PS diz garantir estabilidade
O secretário-geral do Partido Socialista (PS), José Luís Carneiro, recusou-se hoje a assumir qual a decisão que o partido tomará na moção de censura apresentada pelo Chega, mas reafirmou que vai garantir a estabilidade política no país.
“Há aqueles que querem provocar uma crise política […] e ao PS se deve a estabilidade política e agora querem de novo ir para uma crise política com uma moção de censura. Aquilo que garantimos aos portugueses é que não é pelo PS que haverá crise política e não será pelo PS que o país será lançado no caos político numa altura tão especial da vida mundial”, disse José Luís Carneiro.
O líder dos socialistas lembrou: “Já o fizeram em 2025, provocaram uma crise política que levou o país para eleições e provocariam uma nova crise política ao terem chumbado o orçamento, sete meses depois das eleições”.
“Foi a responsabilidade do PS que evitou que o país fosse para eleições numa altura em que estávamos em eleições presidenciais e a responder à crise das tempestades”, lembrou.

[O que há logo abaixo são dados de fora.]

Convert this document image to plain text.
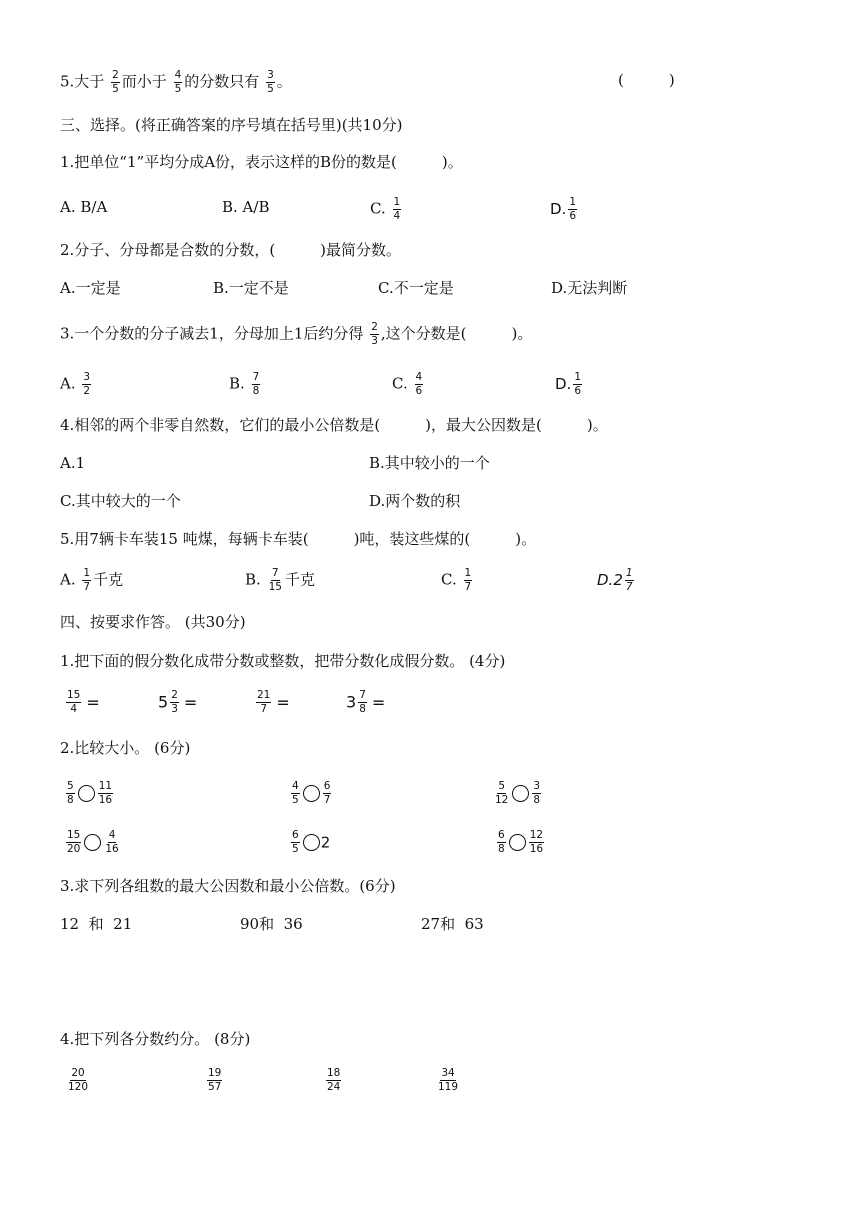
5.大于 $\frac{2}{5}$ 而小于 $\frac{4}{5}$ 的分数只有 $\frac{3}{5}$ 。	(　　　)
三、选择。(将正确答案的序号填在括号里)(共10分)
1.把单位“1”平均分成A份，表示这样的B份的数是(　　　)。
A. B/A	B. A/B	C. $\frac{1}{4}$	D. $\frac{1}{6}$
2.分子、分母都是合数的分数，(　　　)最简分数。
A.一定是	B.一定不是	C.不一定是	D.无法判断
3.一个分数的分子减去1，分母加上1后约分得 $\frac{2}{3}$ ,这个分数是(　　　)。
A. $\frac{3}{2}$	B. $\frac{7}{8}$	C. $\frac{4}{6}$	D. $\frac{1}{6}$
4.相邻的两个非零自然数，它们的最小公倍数是(　　　)，最大公因数是(　　　)。
A.1	B.其中较小的一个
C.其中较大的一个	D.两个数的积
5.用7辆卡车装15 吨煤，每辆卡车装(　　　)吨，装这些煤的(　　　)。
A. $\frac{1}{7}$ 千克	B. $\frac{7}{15}$ 千克	C. $\frac{1}{7}$	$D.2 \frac{1}{7}$
四、按要求作答。 (共30分)
1.把下面的假分数化成带分数或整数，把带分数化成假分数。 (4分)
$\frac{15}{4}$ =	$5 \frac{2}{3}$ =	$\frac{21}{7}$ =	$3 \frac{7}{8}$ =
2.比较大小。 (6分)
$\frac{5}{8} \frac{11}{16}$	$\frac{4}{5} \frac{6}{7}$	$\frac{5}{12} \frac{3}{8}$
$\frac{15}{20} \frac{4}{16}$	$\frac{6}{5} 2$	$\frac{6}{8} \frac{12}{16}$
3.求下列各组数的最大公因数和最小公倍数。(6分)
12  和  21	90和  36	27和  63
4.把下列各分数约分。 (8分)
$\frac{20}{120}$	$\frac{19}{57}$	$\frac{18}{24}$	$\frac{34}{119}$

O secretário-geral do PS falava aos jornalistas à margem de uma visita à Feira de São Mateus, em Viseu, que termina hoje a sua 634.ª edição, em resposta à questão sobre a decisão de voto na moção de censura apresentada pelo Chega.
Até terça-feira, disse estar a ouvir os camaradas do partido, do secretariado, da comissão política nacional e os membros da comissão política.
Em relação ao líder do Chega, o socialista também disse que “sabe como ocupar o espaço mediático, porque se o líder do PS quisesse estar todos os dias nas televisões, atacaria as instituições, o prestígio da democracia e os fundamentos vitais do sistema democrático”.
“Porque os portugueses, em regra, prestam mais atenção aquilo que sai, do que ao regular das instituições. Não é essa a forma de estar do PS. Há um partido que veio para destruir as instituições e há um partido que procura salvaguardar as instituições, modernizar, melhorar e responder às necessidades das pessoas”.
Neste sentido, disse que “a ocupação do espaço por sistema tem evitado o escrutínio do governo em matérias fundamentais como as falhas graves na saúde, na educação e na falta de professores para os alunos em todo o país, e nas falhas graves com o custo de vida”.
“Quanto mais se falar desses temas, menos se fala sobre os temas que importam à vida das pessoas”, vincou José Luís Carneiro. Lembrando que “foi com esses populismos e manobras de distração que esses partidos chegaram ao poder”.